The address provided by the SMBIOS/DMI CRU information is mapped via
ioremap() in the virtual address space. However, since the address
is executed (i.e. call'd), we need to set that pages as executable.

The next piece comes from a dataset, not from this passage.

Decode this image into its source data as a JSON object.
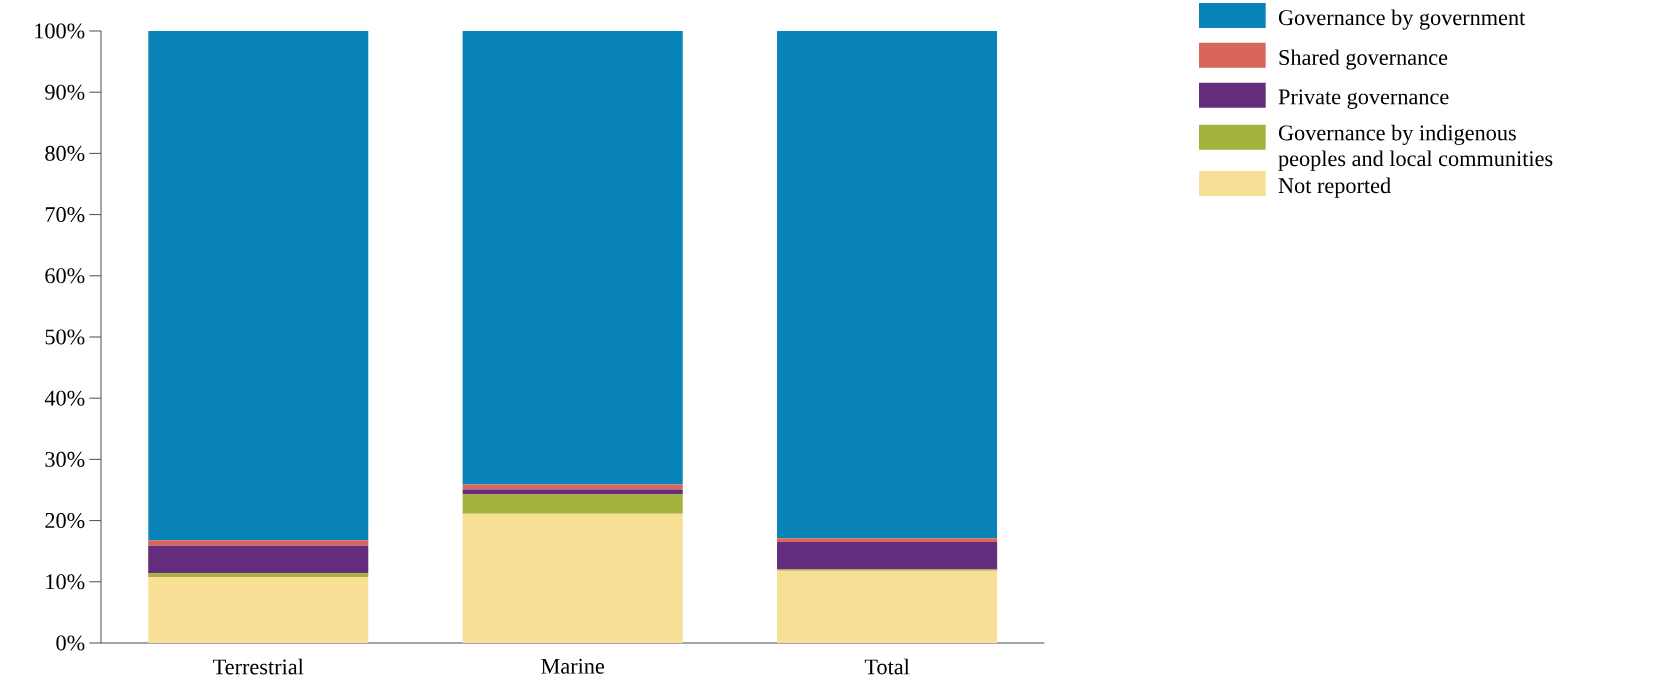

Without that, I get following oops on a HP ProLiant DL385 G2
machine with BIOS from 05/29/2008 when I trigger crashdump:
BUG: unable to handle kernel paging request at ffffc20011090c00
IP: [<ffffc20011090c00>] 0xffffc20011090c00
PGD 12f813067 PUD 7fe6a067 PMD 7effe067 PTE 80000000fffd3173
Oops: 0011 [1] SMP
last sysfs file: /sys/devices/system/cpu/cpu3/cache/index2/shared_cpu_map
CPU 1
Modules linked in: autofs4 ipv6 af_packet cpufreq_conservative cpufreq_userspace
cpufreq_powersave powernow_k8 fuse loop dm_mod rtc_cmos ipmi_si sg rtc_core i2c
_piix4 ipmi_msghandler bnx2 sr_mod container button i2c_core hpilo joydev pcspkr
rtc_lib shpchp hpwdt cdrom pci_hotplug usbhid hid ff_memless ohci_hcd ehci_hcd
uhci_hcd usbcore edd ext3 mbcache jbd fan ide_pci_generic serverworks ide_core p
ata_serverworks pata_acpi cciss ata_generic libata scsi_mod dock thermal process
or thermal_sys hwmon
Supported: Yes
Pid: 0, comm: swapper Not tainted 2.6.27.5-HEAD_20081111100657-default #1
RIP: 0010:[<ffffc20011090c00>] [<ffffc20011090c00>] 0xffffc20011090c00
RSP: 0018:ffff88012f6f9e68 EFLAGS: 00010046
RAX: 0000000000000d02 RBX: 0000000000000000 RCX: 0000000000000000
RDX: 0000000000000000 RSI: 0000000000000000 RDI: 0000000000000000
RBP: ffff88012f6f9e98 R08: 666666666666660a R09: ffffffffa1006fc0
R10: 0000000000000000 R11: ffff88012f6f3ea8 R12: ffffc20011090c00
R13: ffff88012f6f9ee8 R14: 000000000000000e R15: 0000000000000000
FS: 00007ff70b29a6f0(0000) GS:ffff88012f6512c0(0000) knlGS:0000000000000000
CS: 0010 DS: 0018 ES: 0018 CR0: 000000008005003b
CR2: ffffc20011090c00 CR3: 0000000000201000 CR4: 00000000000006e0
DR0: 0000000000000000 DR1: 0000000000000000 DR2: 0000000000000000
DR3: 0000000000000000 DR6: 00000000ffff0ff0 DR7: 0000000000000400
Process swapper (pid: 0, threadinfo ffff88012f6f2000, task ffff88007fa8a1c0)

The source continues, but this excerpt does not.